マイクロプラスチックとは、直径5ミリメートル以下の非常に小さなプラスチックの断片である。これが人々の健康にどのような影響を与えるかについての懸念がある。何しろ「私の体にプラスチックの断片を入れてほしい」とは、あまり言わないだろう。

この研究では、中国の首都医科大学、中国医学科学院、北京協和医科大学のチームが、15人の心臓手術患者から採取した検体をLDIRケミカルイメージングシステムと走査電子顕微鏡を使って調べた。そう、彼らは心臓とその周辺組織のサンプルに含まれるマイクロプラスチックの存在を検出するために、信じられないかもしれないが、レーザービームを使ったのだ。
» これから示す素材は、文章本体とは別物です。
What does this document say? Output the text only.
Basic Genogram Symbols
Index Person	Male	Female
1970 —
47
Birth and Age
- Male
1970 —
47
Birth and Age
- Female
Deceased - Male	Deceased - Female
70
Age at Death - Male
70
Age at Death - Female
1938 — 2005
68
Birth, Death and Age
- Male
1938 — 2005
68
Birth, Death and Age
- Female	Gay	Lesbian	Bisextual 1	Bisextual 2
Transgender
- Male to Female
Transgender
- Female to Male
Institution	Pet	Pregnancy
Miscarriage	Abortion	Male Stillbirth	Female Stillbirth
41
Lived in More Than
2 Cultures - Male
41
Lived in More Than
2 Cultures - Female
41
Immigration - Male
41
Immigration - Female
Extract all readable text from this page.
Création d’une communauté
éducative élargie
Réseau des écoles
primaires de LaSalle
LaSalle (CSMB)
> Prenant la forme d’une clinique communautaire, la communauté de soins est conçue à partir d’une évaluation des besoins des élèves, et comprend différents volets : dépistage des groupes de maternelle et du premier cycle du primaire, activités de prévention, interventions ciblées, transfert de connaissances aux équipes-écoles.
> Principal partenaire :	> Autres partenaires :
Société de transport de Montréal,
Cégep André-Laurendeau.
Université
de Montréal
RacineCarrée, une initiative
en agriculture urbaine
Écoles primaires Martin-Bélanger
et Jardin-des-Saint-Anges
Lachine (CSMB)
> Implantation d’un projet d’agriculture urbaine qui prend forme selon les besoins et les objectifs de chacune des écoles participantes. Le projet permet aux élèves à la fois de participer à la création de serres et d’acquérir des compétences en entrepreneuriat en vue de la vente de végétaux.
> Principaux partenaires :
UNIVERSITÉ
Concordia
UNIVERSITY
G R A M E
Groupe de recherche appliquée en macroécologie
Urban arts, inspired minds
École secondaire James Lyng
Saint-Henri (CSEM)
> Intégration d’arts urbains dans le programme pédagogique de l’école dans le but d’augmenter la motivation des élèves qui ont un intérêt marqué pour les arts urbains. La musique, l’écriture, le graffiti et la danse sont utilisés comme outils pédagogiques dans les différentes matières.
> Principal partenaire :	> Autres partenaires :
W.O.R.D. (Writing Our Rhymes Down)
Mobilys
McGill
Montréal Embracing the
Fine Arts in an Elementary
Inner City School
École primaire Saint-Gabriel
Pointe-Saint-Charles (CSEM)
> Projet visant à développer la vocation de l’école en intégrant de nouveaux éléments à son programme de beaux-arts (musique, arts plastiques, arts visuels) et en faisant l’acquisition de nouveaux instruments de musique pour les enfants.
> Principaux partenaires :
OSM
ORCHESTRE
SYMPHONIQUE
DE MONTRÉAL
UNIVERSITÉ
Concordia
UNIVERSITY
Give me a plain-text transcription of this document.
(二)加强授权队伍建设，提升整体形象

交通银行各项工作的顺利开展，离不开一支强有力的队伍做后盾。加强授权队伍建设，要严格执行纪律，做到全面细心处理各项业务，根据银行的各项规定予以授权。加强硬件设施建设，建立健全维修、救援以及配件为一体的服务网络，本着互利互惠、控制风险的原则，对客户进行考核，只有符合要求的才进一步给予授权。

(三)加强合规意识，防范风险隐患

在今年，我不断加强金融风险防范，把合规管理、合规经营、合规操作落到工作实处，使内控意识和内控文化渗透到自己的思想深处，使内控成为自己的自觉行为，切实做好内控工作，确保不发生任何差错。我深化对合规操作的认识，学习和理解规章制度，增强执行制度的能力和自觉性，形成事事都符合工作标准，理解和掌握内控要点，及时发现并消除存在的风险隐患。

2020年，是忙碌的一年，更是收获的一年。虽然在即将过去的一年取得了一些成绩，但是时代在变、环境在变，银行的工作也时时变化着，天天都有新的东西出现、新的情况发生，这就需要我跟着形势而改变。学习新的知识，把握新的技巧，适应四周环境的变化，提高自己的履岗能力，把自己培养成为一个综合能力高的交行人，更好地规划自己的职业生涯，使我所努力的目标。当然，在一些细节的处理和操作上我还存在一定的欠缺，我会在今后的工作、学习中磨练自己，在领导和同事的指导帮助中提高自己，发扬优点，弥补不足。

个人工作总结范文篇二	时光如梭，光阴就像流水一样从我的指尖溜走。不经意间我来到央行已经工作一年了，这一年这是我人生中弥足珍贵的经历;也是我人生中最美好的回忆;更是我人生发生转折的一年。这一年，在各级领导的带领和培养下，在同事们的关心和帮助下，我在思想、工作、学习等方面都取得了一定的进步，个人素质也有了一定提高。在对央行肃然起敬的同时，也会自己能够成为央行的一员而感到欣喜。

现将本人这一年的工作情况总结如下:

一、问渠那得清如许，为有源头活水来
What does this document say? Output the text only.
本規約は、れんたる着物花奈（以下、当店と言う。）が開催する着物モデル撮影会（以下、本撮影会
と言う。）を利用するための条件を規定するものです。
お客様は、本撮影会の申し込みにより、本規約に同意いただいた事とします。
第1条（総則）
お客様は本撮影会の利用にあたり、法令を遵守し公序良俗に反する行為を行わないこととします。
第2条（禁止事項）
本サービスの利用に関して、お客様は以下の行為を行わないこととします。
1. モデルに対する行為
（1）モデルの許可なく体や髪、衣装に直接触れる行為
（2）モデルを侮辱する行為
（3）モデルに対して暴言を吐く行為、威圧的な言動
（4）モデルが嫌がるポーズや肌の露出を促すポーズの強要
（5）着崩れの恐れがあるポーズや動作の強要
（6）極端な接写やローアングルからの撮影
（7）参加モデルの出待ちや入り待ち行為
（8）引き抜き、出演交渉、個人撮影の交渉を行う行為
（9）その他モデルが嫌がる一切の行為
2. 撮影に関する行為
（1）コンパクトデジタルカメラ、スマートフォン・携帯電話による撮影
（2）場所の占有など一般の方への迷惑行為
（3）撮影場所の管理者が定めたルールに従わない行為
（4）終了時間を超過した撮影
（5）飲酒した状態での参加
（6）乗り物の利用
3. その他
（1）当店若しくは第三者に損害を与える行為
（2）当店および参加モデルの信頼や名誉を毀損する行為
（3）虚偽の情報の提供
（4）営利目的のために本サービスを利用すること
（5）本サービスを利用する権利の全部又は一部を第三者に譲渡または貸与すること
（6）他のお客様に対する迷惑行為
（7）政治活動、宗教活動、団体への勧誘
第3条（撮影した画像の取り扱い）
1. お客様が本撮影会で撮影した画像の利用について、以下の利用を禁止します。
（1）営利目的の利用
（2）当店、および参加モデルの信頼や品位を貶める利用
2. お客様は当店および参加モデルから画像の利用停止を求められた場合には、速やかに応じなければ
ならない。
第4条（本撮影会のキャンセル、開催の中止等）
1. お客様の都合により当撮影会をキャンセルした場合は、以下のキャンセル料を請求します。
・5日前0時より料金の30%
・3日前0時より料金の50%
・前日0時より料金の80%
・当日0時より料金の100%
これには、心膜の6つのサンプル、心膜の周りの脂肪組織の11サンプル、そして心膜と心臓の間の脂肪組織6サンプルが含まれていた。また、心臓の筋肉を3サンプル、左心房付属器を5サンプルも調べられた。マイクロプラスチックはそこら中に溢れかえっていたわけではない。しかし、研究チームは5種類の組織から9種類のマイクロプラスチックを発見し、最大のものは直径469μm(0.469ミリメートル)であった。

また手術前と手術後の患者の血液サンプルからは9種類のマイクロプラスチックが検出された。この場合、最も大きな断片の直径は184μm(0.184ミリメートル)だった。

これらの小さなプラスチック片が手術の過程で患者の心臓に入ったのではと疑問に思うかもしれない。しかし、すでに述べたように、手術前の血液サンプルにはすでにマイクロプラスチックが含まれていた。さらに、研究者たちは、プレキシガラス(アクリルを使って作られるガラス)に通常見られる物質であるポリメタクリル酸メチル樹脂を、左心耳、心外膜脂肪組織、心膜脂肪組織のサンプル中に見つけた。プレキシガラスは、手術中に外科医が患者の心臓に詰め込むようなものではない。